Your product label is a highly visible — and extremely influential — face of your brand. As a powerful path to purchase, labels speak to consumers, whether they’re shopping online or in person. Research shows that almost 70 percent of retail purchases are made on impulse with product selections made in less than eight seconds. So it is imperative that your package label tells a story that captures your brand and compels buyers to pick you over the oodles of options available.
To succeed, your product label needs to excel in three critical functions:
- Provide information
- Convey your image
- Attract customers
Here’s how to maximize your success with each task…
Put your label to work for you
Labels communicate your brand name, product name and key benefits. Safety and tracking information are also key components of a label. But today’s consumers are label savvy. They also look to labels to determine if the product meets their standards, beliefs and concerns for aspects like high-quality, healthy, or eco-friendly ingredients.
A Food Marketing Institute study shows that 75 percent of consumers will choose a brand that provides more in-depth product information. Labels give you a chance to hit their hot buttons.

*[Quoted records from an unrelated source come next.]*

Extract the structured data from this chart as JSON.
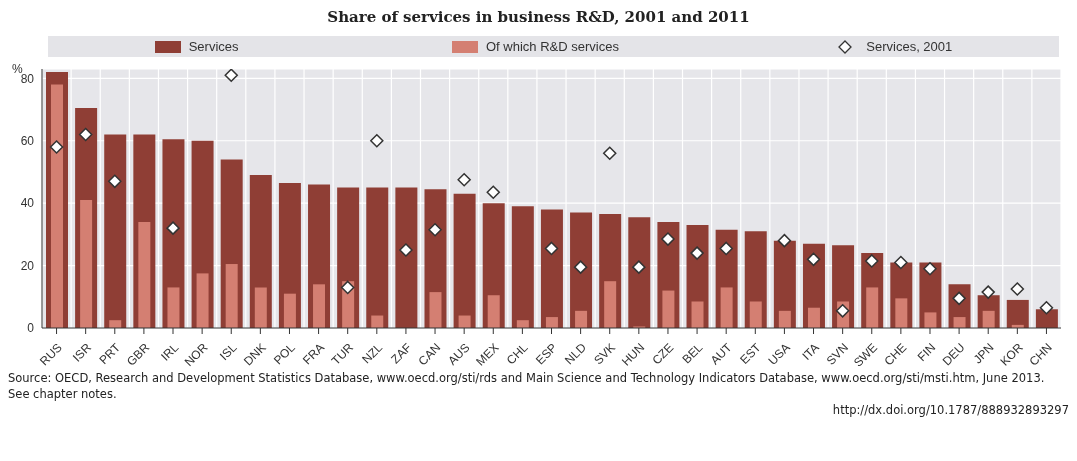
{
  "chart_data": {
    "type": "bar",
    "title": "Share of services in business R&D, 2001 and 2011",
    "ylabel": "%",
    "categories": [
      "RUS",
      "ISR",
      "PRT",
      "GBR",
      "IRL",
      "NOR",
      "ISL",
      "DNK",
      "POL",
      "FRA",
      "TUR",
      "NZL",
      "ZAF",
      "CAN",
      "AUS",
      "MEX",
      "CHL",
      "ESP",
      "NLD",
      "SVK",
      "HUN",
      "CZE",
      "BEL",
      "AUT",
      "EST",
      "USA",
      "ITA",
      "SVN",
      "SWE",
      "CHE",
      "FIN",
      "DEU",
      "JPN",
      "KOR",
      "CHN"
    ],
    "series": [
      {
        "name": "Services",
        "color": "#8f3e35",
        "values": [
          82,
          70.5,
          62,
          62,
          60.5,
          60,
          54,
          49,
          46.5,
          46,
          45,
          45,
          45,
          44.5,
          43,
          40,
          39,
          38,
          37,
          36.5,
          35.5,
          34,
          33,
          31.5,
          31,
          28,
          27,
          26.5,
          24,
          21,
          21,
          14,
          10.5,
          9,
          6
        ]
      },
      {
        "name": "Of which R&D services",
        "color": "#d47f72",
        "values": [
          78,
          41,
          2.5,
          34,
          13,
          17.5,
          20.5,
          13,
          11,
          14,
          15,
          4,
          null,
          11.5,
          4,
          10.5,
          2.5,
          3.5,
          5.5,
          15,
          0.5,
          12,
          8.5,
          13,
          8.5,
          5.5,
          6.5,
          8.5,
          13,
          9.5,
          5,
          3.5,
          5.5,
          1,
          null
        ]
      },
      {
        "name": "Services, 2001",
        "type": "scatter",
        "color": "#ffffff",
        "values": [
          58,
          62,
          47,
          null,
          32,
          null,
          81,
          null,
          null,
          null,
          13,
          60,
          25,
          31.5,
          47.5,
          43.5,
          null,
          25.5,
          19.5,
          56,
          19.5,
          28.5,
          24,
          25.5,
          null,
          28,
          22,
          5.5,
          21.5,
          21,
          19,
          9.5,
          11.5,
          12.5,
          6.5
        ]
      }
    ],
    "marker": "diamond",
    "ylim": [
      0,
      83
    ],
    "yticks": [
      0,
      20,
      40,
      60,
      80
    ],
    "grid": true,
    "legend": "top",
    "annotations": [
      "Source: OECD, Research and Development Statistics Database, www.oecd.org/sti/rds and Main Science and Technology Indicators Database, www.oecd.org/sti/msti.htm, June 2013. See chapter notes.",
      "http://dx.doi.org/10.1787/888932893297"
    ]
  }
}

Ask yourself: Does my label clearly provide:
…nutrition and health claims, if applicable?
…manufacturing or packaging origin?
Be careful not to crowd your label with too much, or less important, information like sustainability logos, seals and stamps. Consider this revelation from a recent packaging study: 40 percent of shoppers claimed that sustainability influenced their purchases, yet 92 percent didn’t notice sustainability logos on food packaging.
Turn your label into your best brand ambassador
about packaging says something about you. The colors, the graphics, even the
size and shape work together to tell your customer who you are. Together, they
convey your brand.
Branding as we know it today has been around since the 19th century with the advent of packaged goods and can be tied to, believe it or not, illiteracy:
During the Industrial Revolution, the production of many household items, such as soap, was moved from local communities to centralized factories to be mass-produced and sold to the wider market. Illiteracy was still prevalent and packing crates were handled by stevedores who couldn’t read. Factories branded their logo or insignia on the barrels used and the logo of the companies to which the cargo was being shipped. This allowed the products to be delivered to the proper location.
• What is our brand story?
• What image do we want to convey? Are we retro? Modern? Eco-aware? Fun? Bold?
• Who is our customer? What appeals to them?
Your answers will inform how you approach your packaging and label design. Keep asking these questions. You might find your answers will evolve over time. And that’s okay. Keep reading to determine when it’s time for a label redesign.
Use your label to attract customers
Consumers are visual. They buy with their eyes. Colors and graphics draw in customers in mere seconds which makes effective label design crucial to success. It is particularly important for online sales where consumers don’t have an opportunity to see, feel, hold or even smell your product in person.
Start your label (re)design process by establishing who you are and want to be, and who your customer is. Then choose design elements that will have the greatest appeal.
Ask yourself, what design trends might work?
– Retro-futurism? Bright, neon colors, minimalist logos, retro typography
– Gradients and blurs? For a cool and edgy persona
– Maximalism? Heavy, opulent, detailed graphic elements
– Earthy and pastel palette? Capturing the feel of natural and organic products
– Holographic or iridescent? Edgy, but fun and youthful
– Transparent? Ideal for products that have a distinct color
When to change your label design
“New packaging, same great product!” You see it on product labels every day. Brands are constantly redesigning their product packaging and labels. The reasons are varied:
– New product formulation
– Promote new product benefit(s)
– A change in packaging size or shape
– Stand out from competition with similar packaging
Hitting the refresh button on your label design can do wonders for sales. Sometimes it’s as strategic as using a previous design.
Faced with slumping sales a few years ago, MillerCoors’ started selling Miller Lite in the retro can design as part of a campaign to promote its original low calorie brew. Sales increased nearly 5 percent in a matter of months – without changing the product, simply the can.
Now ask yourself…
– Are my labels working as hard as they should be?
– Do they tell the right brand story?
– Are they attracting customers, online and in store?
Then let your answers be your guide to your label designs and decisions.